Parenting

Why I Hate Playdates

by Stacey Gill
Updated: 
Originally Published: 
Three girls wearing pink and yellow shirts and smiling with a blurred background on a playdate

I even hate the word “playdate.” I don’t think any dates should be involved in playing. Kids should just play. Preferably outside or at somebody else’s house.

Whatever happened to being locked out of your house by your mother and forced to play with your only sibling on the rusty swing set out back?

Growing up, every Saturday of my life until I left home for college was exactly the same. My sister and I would get up around dawn, watch the Smurfs and The Flintstones, and trash the basement. At a reasonable hour my mom would call us up for breakfast, which signaled the end of our weekend. Breakfast was immediately followed by chores.

We’d be sent downstairs (protesting was not an option) to deconstruct the sprawling Barbie village we had lovingly and painstakingly erected that morning. Then we’d dust and Windex every item of furniture in our rooms, mop and vacuum before we were rewarded by being locked out of the house to play.

Those are memories my children will not share.

Instead, they will remember arranged and orchestrated play time. Certainly, my first child will, because with her I was all about the playdate. I joined every playgroup in Essex County and was willing to travel to others. I sought support and intelligent conversation. But what I found was more akin to peace negotiations between very demanding and unreasonable little despots, as well as detailed, lengthy dialogues on the best sippy cups or jogging strollers on the market.

The entire two-hour (the typical playdate period) time slot was spent roving around behind the kids, cleaning up smashed goldfish and fetching additional toys, when all I really wanted to do was lie on the couch, sip a cocktail and commiserate with other moms. Oddly, none of the moms seemed up for commiserating, and there was an implication that 10 a.m. was a little too early for cocktails. I was willing to wait until 11, but the breakfast-happy-hour idea never took off.

Then, there are the playdates to which I never consented. On more than one occasion — and I’m still unsure as to how this happened — playdates to which I never extended an invitation took place at my house. A kid would invite my daughter to play. I would grant permission, and then the kid’s mother would turn to me and ask what time she should pick her kid up. What? The rule is if you invite, you host.

I presumed the parents were unaware of the invitation their child made, as kids like to plan all sorts of things without consulting adults, but then there was the time a parent asked me point-blank if my son would like to have a playdate with her son at my house. Just like that, too. I stammered for a minute, trying to process the question, before I had to ask her to repeat it. I thought I must have heard it wrong. But no, she did, in fact, invite her son to my house. I had to decline.

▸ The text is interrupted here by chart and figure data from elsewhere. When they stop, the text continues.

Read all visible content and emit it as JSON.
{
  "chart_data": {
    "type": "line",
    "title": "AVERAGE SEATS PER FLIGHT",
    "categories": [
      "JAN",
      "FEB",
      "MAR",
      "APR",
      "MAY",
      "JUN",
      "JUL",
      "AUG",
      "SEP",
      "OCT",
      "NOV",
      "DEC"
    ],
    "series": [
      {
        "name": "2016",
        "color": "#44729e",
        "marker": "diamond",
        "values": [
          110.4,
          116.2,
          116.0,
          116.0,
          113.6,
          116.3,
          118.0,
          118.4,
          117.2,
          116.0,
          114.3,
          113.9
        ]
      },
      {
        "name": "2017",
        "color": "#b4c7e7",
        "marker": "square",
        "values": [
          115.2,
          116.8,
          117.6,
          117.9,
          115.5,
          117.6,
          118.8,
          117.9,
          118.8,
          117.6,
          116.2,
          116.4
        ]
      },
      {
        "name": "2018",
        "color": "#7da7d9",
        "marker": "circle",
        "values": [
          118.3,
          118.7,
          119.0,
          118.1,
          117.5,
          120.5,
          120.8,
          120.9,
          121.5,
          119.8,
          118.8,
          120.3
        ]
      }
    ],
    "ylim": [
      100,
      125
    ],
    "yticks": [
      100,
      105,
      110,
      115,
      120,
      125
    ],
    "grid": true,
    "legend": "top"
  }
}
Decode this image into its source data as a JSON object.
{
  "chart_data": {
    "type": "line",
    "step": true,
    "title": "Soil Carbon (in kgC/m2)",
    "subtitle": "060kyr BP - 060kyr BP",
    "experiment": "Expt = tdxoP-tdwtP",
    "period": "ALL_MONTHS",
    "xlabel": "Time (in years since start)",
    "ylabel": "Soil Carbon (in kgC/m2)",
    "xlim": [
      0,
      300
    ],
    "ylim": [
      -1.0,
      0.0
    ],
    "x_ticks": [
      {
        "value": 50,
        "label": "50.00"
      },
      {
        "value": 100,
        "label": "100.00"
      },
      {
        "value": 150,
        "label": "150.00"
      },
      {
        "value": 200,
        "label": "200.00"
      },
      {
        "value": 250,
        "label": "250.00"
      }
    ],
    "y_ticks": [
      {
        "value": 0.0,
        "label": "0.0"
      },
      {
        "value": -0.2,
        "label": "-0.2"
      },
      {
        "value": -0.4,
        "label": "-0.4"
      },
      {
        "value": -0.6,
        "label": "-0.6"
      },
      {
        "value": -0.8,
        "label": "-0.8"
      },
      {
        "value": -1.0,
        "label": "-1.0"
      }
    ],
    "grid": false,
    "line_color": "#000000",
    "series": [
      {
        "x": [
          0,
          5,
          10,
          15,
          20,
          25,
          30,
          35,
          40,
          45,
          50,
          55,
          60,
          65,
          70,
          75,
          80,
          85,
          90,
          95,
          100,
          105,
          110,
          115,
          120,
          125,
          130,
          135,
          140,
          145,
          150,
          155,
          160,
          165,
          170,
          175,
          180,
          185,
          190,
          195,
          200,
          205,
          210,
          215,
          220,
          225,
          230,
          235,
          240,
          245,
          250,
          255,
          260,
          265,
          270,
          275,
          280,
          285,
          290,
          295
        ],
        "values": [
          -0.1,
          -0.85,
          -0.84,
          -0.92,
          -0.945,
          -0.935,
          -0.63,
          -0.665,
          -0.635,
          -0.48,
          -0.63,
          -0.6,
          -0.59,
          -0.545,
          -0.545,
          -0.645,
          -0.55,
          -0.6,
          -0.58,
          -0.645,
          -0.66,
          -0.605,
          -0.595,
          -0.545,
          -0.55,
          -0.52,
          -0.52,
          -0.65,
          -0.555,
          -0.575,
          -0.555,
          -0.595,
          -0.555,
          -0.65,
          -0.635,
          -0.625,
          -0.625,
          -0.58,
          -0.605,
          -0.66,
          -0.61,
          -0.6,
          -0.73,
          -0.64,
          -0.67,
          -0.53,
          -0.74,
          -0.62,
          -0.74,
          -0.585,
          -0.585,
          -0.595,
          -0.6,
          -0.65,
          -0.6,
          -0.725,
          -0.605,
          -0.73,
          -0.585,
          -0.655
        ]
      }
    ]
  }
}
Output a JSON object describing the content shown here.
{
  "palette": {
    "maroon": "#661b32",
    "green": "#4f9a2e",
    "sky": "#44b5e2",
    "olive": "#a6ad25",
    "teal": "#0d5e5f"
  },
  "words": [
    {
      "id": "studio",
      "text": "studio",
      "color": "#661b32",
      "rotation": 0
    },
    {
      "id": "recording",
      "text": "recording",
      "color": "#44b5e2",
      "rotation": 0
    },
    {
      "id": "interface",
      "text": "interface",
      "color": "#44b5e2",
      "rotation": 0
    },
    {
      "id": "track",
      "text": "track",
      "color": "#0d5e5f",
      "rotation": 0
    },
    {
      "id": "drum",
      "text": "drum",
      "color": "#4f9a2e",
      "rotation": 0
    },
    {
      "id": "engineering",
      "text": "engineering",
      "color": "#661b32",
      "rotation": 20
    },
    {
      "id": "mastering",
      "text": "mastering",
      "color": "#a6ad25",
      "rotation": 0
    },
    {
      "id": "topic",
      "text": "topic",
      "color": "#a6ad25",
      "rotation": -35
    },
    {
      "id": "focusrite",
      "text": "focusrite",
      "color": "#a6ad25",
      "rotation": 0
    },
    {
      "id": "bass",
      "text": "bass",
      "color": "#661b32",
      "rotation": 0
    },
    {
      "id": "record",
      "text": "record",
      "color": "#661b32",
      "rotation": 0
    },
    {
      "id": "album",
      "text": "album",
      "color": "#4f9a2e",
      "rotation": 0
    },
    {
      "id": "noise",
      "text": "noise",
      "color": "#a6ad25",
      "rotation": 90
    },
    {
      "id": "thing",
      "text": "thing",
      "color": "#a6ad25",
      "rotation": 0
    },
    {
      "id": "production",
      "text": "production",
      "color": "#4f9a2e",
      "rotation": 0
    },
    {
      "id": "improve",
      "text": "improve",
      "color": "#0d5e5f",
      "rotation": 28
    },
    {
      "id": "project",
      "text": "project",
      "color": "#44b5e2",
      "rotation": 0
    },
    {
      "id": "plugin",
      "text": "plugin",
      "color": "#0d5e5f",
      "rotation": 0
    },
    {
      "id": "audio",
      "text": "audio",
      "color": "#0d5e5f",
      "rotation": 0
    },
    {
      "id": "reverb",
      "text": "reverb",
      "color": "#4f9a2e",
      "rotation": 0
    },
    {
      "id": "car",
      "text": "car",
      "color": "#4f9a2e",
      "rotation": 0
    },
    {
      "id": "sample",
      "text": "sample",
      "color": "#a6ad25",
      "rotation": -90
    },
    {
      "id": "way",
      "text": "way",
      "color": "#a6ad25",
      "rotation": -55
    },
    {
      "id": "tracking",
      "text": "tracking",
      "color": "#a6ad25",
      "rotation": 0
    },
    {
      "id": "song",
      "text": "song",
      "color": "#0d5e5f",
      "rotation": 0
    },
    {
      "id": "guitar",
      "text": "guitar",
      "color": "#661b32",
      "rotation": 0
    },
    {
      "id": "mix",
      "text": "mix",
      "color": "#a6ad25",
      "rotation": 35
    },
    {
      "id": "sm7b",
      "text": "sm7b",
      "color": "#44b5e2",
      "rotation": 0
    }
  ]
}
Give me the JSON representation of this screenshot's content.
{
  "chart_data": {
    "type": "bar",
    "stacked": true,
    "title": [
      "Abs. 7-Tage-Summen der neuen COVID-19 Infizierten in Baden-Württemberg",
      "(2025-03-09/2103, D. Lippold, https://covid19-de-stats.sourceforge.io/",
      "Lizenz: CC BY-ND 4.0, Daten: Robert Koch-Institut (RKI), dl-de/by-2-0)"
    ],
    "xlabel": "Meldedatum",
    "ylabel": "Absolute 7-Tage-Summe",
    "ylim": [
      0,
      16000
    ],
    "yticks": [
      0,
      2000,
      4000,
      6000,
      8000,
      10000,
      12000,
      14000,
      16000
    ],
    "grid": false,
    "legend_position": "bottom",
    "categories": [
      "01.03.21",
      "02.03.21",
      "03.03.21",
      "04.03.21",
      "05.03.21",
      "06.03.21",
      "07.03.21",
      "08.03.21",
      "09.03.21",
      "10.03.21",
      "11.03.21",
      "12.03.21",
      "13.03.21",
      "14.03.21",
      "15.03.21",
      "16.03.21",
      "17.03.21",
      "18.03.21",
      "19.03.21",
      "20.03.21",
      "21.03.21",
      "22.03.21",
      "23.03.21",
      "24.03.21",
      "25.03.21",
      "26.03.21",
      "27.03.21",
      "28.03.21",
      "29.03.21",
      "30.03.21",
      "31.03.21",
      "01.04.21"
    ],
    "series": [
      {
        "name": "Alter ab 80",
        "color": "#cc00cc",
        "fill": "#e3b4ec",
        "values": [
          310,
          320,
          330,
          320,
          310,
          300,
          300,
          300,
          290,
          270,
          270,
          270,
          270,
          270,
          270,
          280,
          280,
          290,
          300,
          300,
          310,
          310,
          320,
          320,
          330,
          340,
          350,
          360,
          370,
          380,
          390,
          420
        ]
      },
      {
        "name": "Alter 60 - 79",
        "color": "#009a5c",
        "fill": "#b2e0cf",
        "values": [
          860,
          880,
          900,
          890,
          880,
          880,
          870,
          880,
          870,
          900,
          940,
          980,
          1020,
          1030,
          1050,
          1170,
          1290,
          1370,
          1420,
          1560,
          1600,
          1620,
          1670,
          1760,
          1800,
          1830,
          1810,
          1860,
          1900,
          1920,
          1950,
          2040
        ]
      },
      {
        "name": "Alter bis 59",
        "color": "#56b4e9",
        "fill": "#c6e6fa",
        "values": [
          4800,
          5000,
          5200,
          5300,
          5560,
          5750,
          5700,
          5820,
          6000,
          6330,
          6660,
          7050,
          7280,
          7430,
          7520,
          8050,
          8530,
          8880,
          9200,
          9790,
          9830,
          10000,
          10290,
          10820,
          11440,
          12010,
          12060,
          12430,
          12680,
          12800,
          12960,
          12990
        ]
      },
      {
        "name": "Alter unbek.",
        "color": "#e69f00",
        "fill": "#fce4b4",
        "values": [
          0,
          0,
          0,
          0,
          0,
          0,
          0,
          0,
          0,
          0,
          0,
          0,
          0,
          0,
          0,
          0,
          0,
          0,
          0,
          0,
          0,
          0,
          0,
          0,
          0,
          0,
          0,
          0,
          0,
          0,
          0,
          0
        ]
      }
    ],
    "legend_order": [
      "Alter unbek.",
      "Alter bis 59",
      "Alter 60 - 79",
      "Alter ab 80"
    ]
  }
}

Then the day finally came when my kids could play with friends without their parents’ involvement. I was thrilled, until I realized I was now the parent to more than my own two children. One little friend noted she didn’t like the snack offered and inquired about other options. That might have been preferable to the time another little friend found it perfectly acceptable to walk into my kitchen, open the refrigerator and rummage through. Then there was the time my son’s friend refused to address me as instructed and persisted in calling me by my first name despite repeated corrections, or the time a little friend had an accident in my bathroom and refused to come out.

I still have difficulty accepting that kids can no longer be kicked outside to play like normal people. My home is half a block away from three little boys in my son’s class, and my daughter is now old enough to walk the two blocks to her friends’ homes. But no one does. No one just goes outside and plays. I suppose it has to be scheduled first. Perhaps I should send my kids into school with Blackberries to schedule playdates in their daily planners. Once kids are ‘penciled in,’ maybe then they can come out to play.